The Plough Music Series is a regular selection of music intended to lift the heart to God. It is not a playlist of background music: each installment focuses on a single piece worth pausing to enjoy.
The Lord’s Prayer, Thomas Aquinas once wrote, is “the most perfect prayer that we can say.” This week’s Plough Music selection is that prayer sung in Aramaic, the language spoken in Israel during Jesus’ lifetime and likely the language he and his disciples used in everyday speech.

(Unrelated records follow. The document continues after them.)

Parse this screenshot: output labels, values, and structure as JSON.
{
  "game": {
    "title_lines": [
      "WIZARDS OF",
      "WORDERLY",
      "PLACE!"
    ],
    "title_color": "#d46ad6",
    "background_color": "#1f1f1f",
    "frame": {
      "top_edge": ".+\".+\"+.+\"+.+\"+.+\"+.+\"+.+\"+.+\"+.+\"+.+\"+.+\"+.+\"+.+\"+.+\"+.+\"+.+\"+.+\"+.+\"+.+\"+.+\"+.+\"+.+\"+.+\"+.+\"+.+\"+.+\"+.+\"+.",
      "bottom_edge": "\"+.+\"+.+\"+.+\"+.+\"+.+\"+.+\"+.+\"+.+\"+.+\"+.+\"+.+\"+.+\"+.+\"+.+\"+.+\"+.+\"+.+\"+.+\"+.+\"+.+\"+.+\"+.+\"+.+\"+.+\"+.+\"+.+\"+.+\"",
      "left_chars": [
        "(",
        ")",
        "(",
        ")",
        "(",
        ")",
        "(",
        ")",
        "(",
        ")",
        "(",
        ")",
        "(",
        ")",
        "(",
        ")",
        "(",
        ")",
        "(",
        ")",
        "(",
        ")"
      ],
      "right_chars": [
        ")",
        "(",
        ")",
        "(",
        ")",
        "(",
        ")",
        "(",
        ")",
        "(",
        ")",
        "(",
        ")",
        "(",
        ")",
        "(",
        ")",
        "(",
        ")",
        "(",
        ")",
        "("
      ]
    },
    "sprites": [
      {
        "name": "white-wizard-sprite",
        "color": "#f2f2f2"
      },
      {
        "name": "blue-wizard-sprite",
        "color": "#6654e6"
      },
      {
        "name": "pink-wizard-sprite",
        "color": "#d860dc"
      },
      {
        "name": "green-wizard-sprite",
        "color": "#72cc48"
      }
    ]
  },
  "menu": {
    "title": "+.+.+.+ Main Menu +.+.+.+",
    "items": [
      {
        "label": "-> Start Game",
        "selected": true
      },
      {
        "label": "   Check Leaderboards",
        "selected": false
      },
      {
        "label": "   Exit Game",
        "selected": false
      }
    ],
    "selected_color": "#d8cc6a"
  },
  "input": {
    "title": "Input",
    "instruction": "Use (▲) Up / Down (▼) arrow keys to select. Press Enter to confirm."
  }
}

Because the Gospels were written in Greek, this is a translation back into Aramaic as used by the Syriac Orthodox Church in its liturgy.
Abun dbašmayo
Nethqadaš šmokh
Tithe malkuthokh
Nehwe sebyonokh
Aykano dbašmayo oph bar`o
Hab lan laħmo dsunqonan yowmono
Wašbuq lan ħawbayn waħtohayn
Aykano doph ħnan šbaqan lħayobayn
Lo ta`lan lnesyuno
Elo paşo lan men bišo
Meţul ddilokh hi malkutho
Wħaylo wtešbuħto
L`olam `olmin
Amin
Our Father
which art in heaven,
Hallowed be thy name.
Thy kingdom come.
Thy will be done in earth,
as it is in heaven.
Give us this day our daily bread.
And forgive us our trespasses,
as we forgive those
who trespass against us.
And lead us not into temptation,
but deliver us from evil:
For thine is the kingdom,
and the power, and the glory,
forever and ever.
Amen.
This spare yet exquisite recording is by French-Romanian singer Esther Lamandier on her 1989 album Chants Chrétiens Araméens.